Kebijakan VOC dan Pengaruhnya bagi
Rakyat Indonesia
Berikut ini kebijakan-kebijakan VOC
yang diterapkan di Indonesia.
a. Menguasai pelabuhan-pelabuhan dan
mendirikan benteng untuk melaksanakan monopoli perdagangan.
b. Melaksanakan politik devide et
impera (memecah dan menguasai) dalam rangka untuk menguasai kerajaan-kerajaan di Indonesia.
c. Untuk memperkuat kedudukannya,
perlu mengangkat seorang Gubernur Jenderal.
d. Melaksanakan sepenuhnya hak
Oktroi yang diberikan pemerintah Belanda.

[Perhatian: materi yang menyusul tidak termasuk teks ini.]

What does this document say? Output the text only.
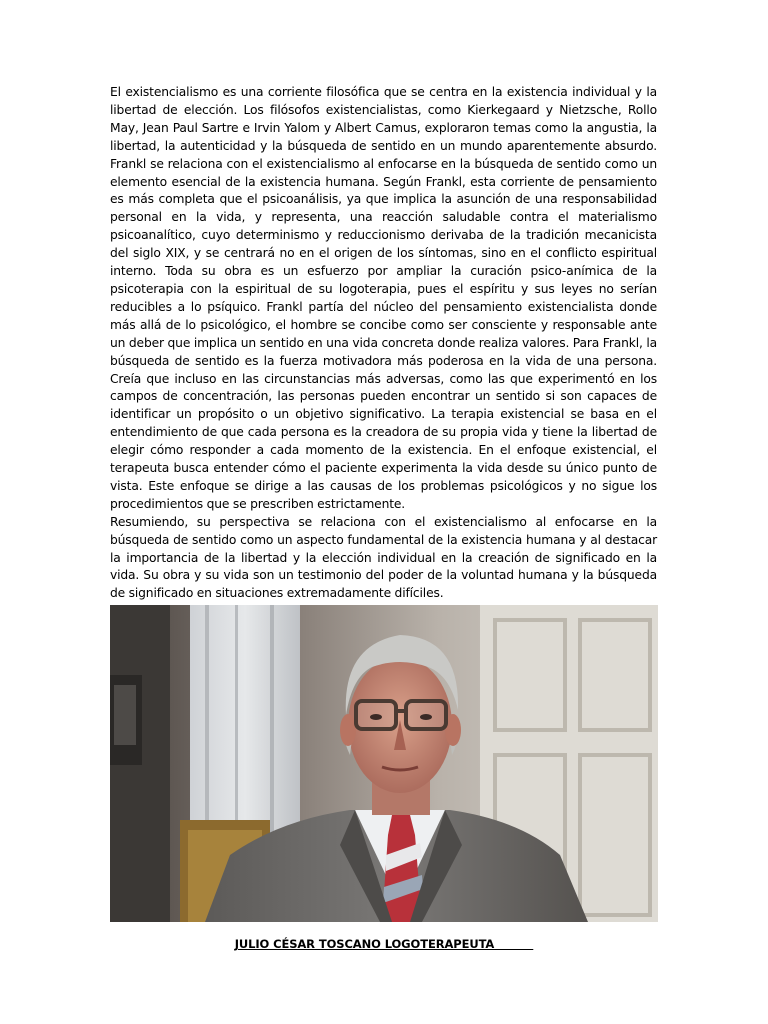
El existencialismo es una corriente filosófica que se centra en la existencia individual y la libertad de elección. Los filósofos existencialistas, como Kierkegaard y Nietzsche, Rollo May, Jean Paul Sartre e Irvin Yalom y Albert Camus, exploraron temas como la angustia, la libertad, la autenticidad y la búsqueda de sentido en un mundo aparentemente absurdo. Frankl se relaciona con el existencialismo al enfocarse en la búsqueda de sentido como un elemento esencial de la existencia humana. Según Frankl, esta corriente de pensamiento es más completa que el psicoanálisis, ya que implica la asunción de una responsabilidad personal en la vida, y representa, una reacción saludable contra el materialismo psicoanalítico, cuyo determinismo y reduccionismo derivaba de la tradición mecanicista del siglo XIX, y se centrará no en el origen de los síntomas, sino en el conflicto espiritual interno. Toda su obra es un esfuerzo por ampliar la curación psico-anímica de la psicoterapia con la espiritual de su logoterapia, pues el espíritu y sus leyes no serían reducibles a lo psíquico. Frankl partía del núcleo del pensamiento existencialista donde más allá de lo psicológico, el hombre se concibe como ser consciente y responsable ante un deber que implica un sentido en una vida concreta donde realiza valores. Para Frankl, la búsqueda de sentido es la fuerza motivadora más poderosa en la vida de una persona. Creía que incluso en las circunstancias más adversas, como las que experimentó en los campos de concentración, las personas pueden encontrar un sentido si son capaces de identificar un propósito o un objetivo significativo. La terapia existencial se basa en el entendimiento de que cada persona es la creadora de su propia vida y tiene la libertad de elegir cómo responder a cada momento de la existencia. En el enfoque existencial, el terapeuta busca entender cómo el paciente experimenta la vida desde su único punto de vista. Este enfoque se dirige a las causas de los problemas psicológicos y no sigue los procedimientos que se prescriben estrictamente.

Resumiendo, su perspectiva se relaciona con el existencialismo al enfocarse en la búsqueda de sentido como un aspecto fundamental de la existencia humana y al destacar la importancia de la libertad y la elección individual en la creación de significado en la vida. Su obra y su vida son un testimonio del poder de la voluntad humana y la búsqueda de significado en situaciones extremadamente difíciles.

JULIO CÉSAR TOSCANO LOGOTERAPEUTA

e. Membangun pangkalan/markas VOC yang
semula di Banten dan Ambon, dipindah ke Jayakarta (Batavia).
f. Melaksanakan pelayaran Hongi (Hongi
tochten).
g. Adanya hak ekstirpasi, yaitu hak
untuk membinasakan tanaman rempah-rempah yang melebihi ketentuan.
h. Adanya verplichte leverantie (penyerahan
wajib) dan Prianger stelsel (sistem Priangan).
Berikut ini pengaruh kebijakan VOC
bagi rakyat Indonesia.
a. Kekuasaan raja menjadi berkurang
atau bahkan didominasi secara keseluruhan oleh
VOC.
b. Wilayah kerajaan terpecah-belah
dengan melahirkan kerajaan dan penguasa baru di bawah kendali VOC.
c. Hak oktroi (istimewa) VOC,
membuat masyarakat Indonesia menjadi miskin, dan menderita.
d. Rakyat Indonesia mengenal ekonomi
uang, mengenal sistem pertahanan benteng, etika perjanjian, dan prajurit bersenjata modern (senjata api,
meriam).
e. Pelayaran Hongi, dapat dikatakan
sebagai suatu perampasan, perampokan, perbudakan, dan pembunuhan.
f. Hak ekstirpasi bagi rakyat
merupakan ancaman matinya suatu harapan atau sumber penghasilan yang bisa berlebih.